For $7000 with tax, MTS, and 12 kWh battery, it could save about $3/day and have about a 7 year ROI and sooner with rate increases.

Anyone have experience with this brand's performance and ease of install? I'm pretty comfortable working in my panel and have done so many times.

I do not but have been looking at one myself rather than a Generac or equivalent generator. Let me know if you end up going with one!

Right now for DIY options like this it seems to just be between the Anker Solix and EcoFlow Delta series but this pre-order sale event from Anker gives 12 kWh versus EcoFlow’s 6 kWh system so they’re not quite in the same league right now. So far research wise I’ve just been watching YouTube reviews and it seems easy enough to setup.
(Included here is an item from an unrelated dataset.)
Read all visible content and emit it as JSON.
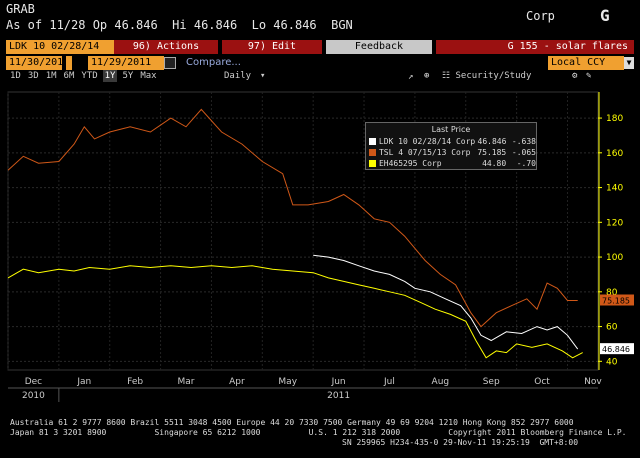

Anyway, if I do manage to get permission from my wife and set one up I’ll definitely let you know!

Excellent! there were some really good deals during Black Friday this year on Solix options. Almost went with one. Maybe this year.

I am curious on what specific Anker ESS option you all are considering. While the A17E1-# and X1-P6K-B#-US are listed to UL9540, only the later one is listed as a PCS under the deprecated UL3141 standard. This means that the X1-P6K-B#-US can only either do Import Only / Export Only mode and may impact the use case that you seek.

Thanks for the reply! I decided against the pre-order but they’re still on sale fortunately. It just wasn’t the right time financially yet lol.

I’m indeed looking at the later model (E10 A17E1 power module with 2x BESS modules) that’s spec’d to UL 9540 with the Smart Inlet box (AS211). As I understand it, it would connect to a 40A input breaker and a 50A interlocked output breaker in my panel. The input breaker can run in either direction during normal conditions performing the primary function of peak shifting. In the event of a power outage, all breakers are opened in the panel, the interlock changed over to the 50A backup supply, and critical circuits are switched online. The battery has solar DC inputs and generator AC inputs to keep charge up.

Let me know if I have this wrong! That would be very helpful to know.